Remembering July 4th, Dry Cleaning and Wayne
By Garland O. Goodwin
Remember When column
The Town of Columbus has put on a “Fabulous Fourth” celebration for more than half a century. My late nephew Steve came from his home in California every year to visit relatives here and in Virginia and Durham.
While here, Steve enjoyed the Fabulous Fourth all day. He loved people, and to eat, so he was in his element. He met and talked baseball with his Dad’s friends, who well remembered Bill’s baseball prowess.
Bill’s 575-foot homer at Harmon Field is still talked about among the guys at McDonald’s who remember. Bill, Joe Dedman and I measured it with my 100-foot tape. Easy, because the ball bounced off the refreshment stand roof (that little building is no longer there!) over by the river!
Here’s another change I just thought of from bygone days: does anyone “Remember When” dry cleaners picked up and delivered your dry cleaning? I rode with both Uncles L. C. in Durham and Ethan in Spartanburg in the panel trucks they drove for local dry cleaning businesses. This activity was only a day for me when visiting my uncles as a teenager.

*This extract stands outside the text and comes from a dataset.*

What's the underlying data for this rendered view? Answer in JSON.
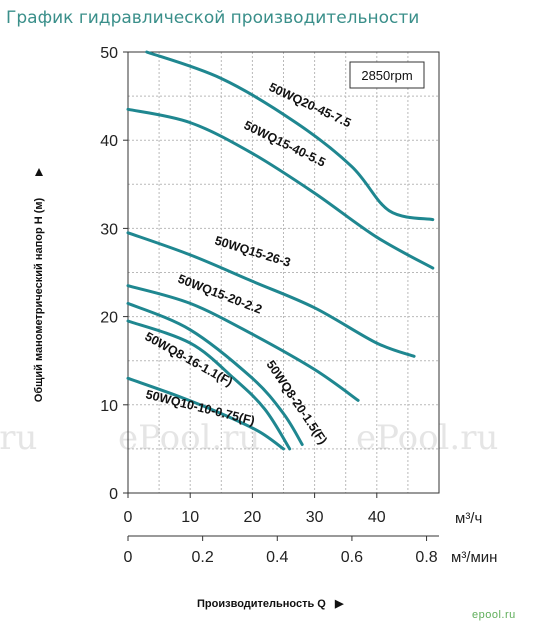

I would take the freshly cleaned and pressed clothing on hangers to the door and accept a wad of soiled clothing to carry back to the truck. I don’t remember the details of identifying them . . .

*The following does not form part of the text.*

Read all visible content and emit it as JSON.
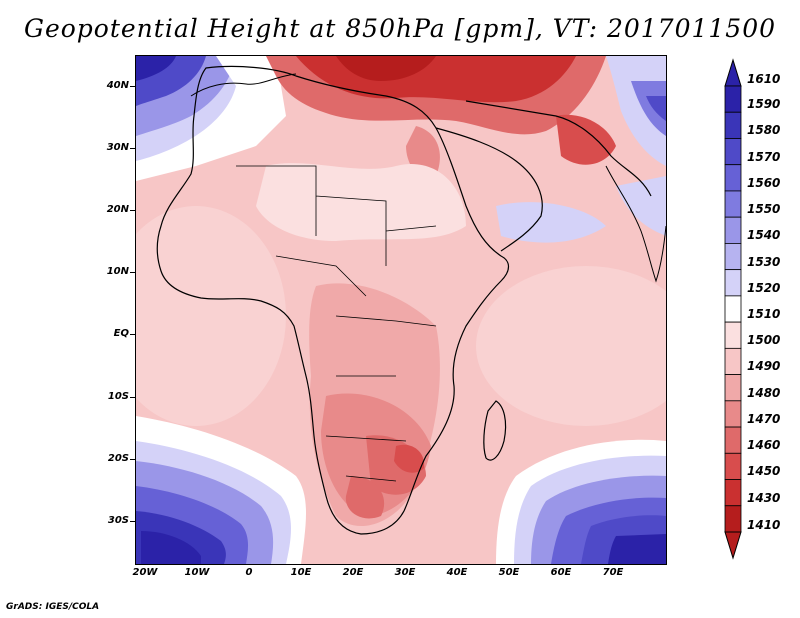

Jenny Sue Rector sat in an office where the park is now, outside of the Tryon town offices, and took in laundry and dry cleaning. It was washed and dried, or cleaned and pressed, at Rector’s facility down behind Curt Eargle’s Ice Plant, and returned to Jenny’s office. I don’t remember any home delivery trucks associated with that business.
Marion Brock opened a dry cleaning business down on the corner of Maple and Palmer; I went into the Air Force about that time, so I don’t remember whether he had a delivery truck. Rector’s and Marion are long gone, but Brock’s Cleaners still thrives.

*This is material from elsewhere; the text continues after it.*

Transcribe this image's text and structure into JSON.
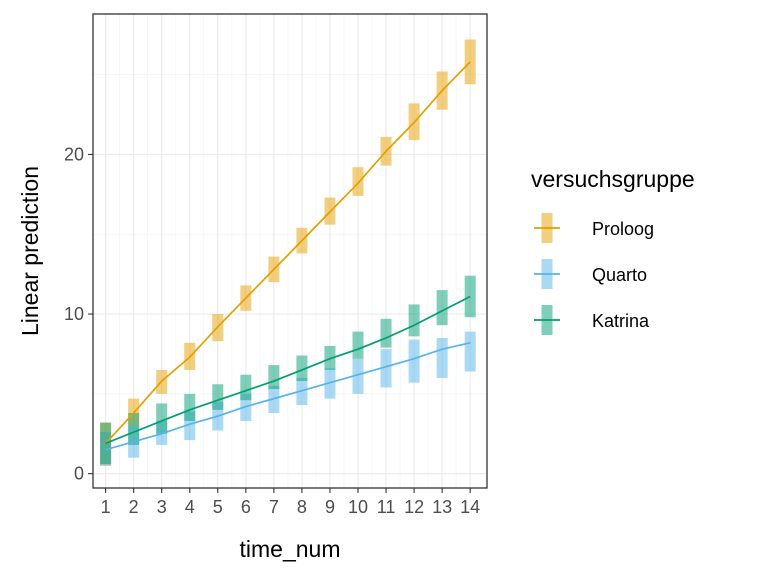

As the Cookie Lady, Fran had been baking cookies to share with other Western North Carolina Air Museum members who gathered in cars to observe the Hendersonville Fireworks on this July 4th. Believe it or not, she brought some back home! The moon was big and bright, to rival the fireworks display.
I never met her late mother (who just died), but I did know Sue Wilson’s father, Bill. Sue is the multi-talented retired nurse who plays acoustic guitar. Bill used to let me into Pacolet Baptist to tune the piano. That was my Aunt Mildred’s church and Mrs. Clarence (Ramona) Rhodes was their pianist when I visited once. It was interesting to hear hymns played initially with expression, instead of pounded out when leading the singing!
The large pale green frame building that used to stand next to Carl Story’s brick store was the original Pacolet Baptist church, where I was the “Boy in the Amen Corner.” Realtor Pat Martin bought both buildings, remodeling one into her office etc. and dismantling the other for its building material. The church building’s siding was found to be a perfect match for the building in Tryon in which Eunice Waymon/Nina Simone grew up.
Wayne Duncan, husband of Mary Frances Story, has finished his course here with us. I have not seen him since we stopped having the Lynn Reunions, but Wayne was a faithful attendee who always welcomed me. And I also have not seen Mary Frances since White Oak closed their medical facility to visitors; she and I have met there nearly every Sunday for years as we both visited friends.
This one’s another wide-ranging, much varied ramble which son Thomas would complain of as covering too many subjects, no flow. Too bad, Son, for this is my interpretation of Mr. Seth Vining Sr.’s newspaper credo of mentioning as many people, living or dead, as possible!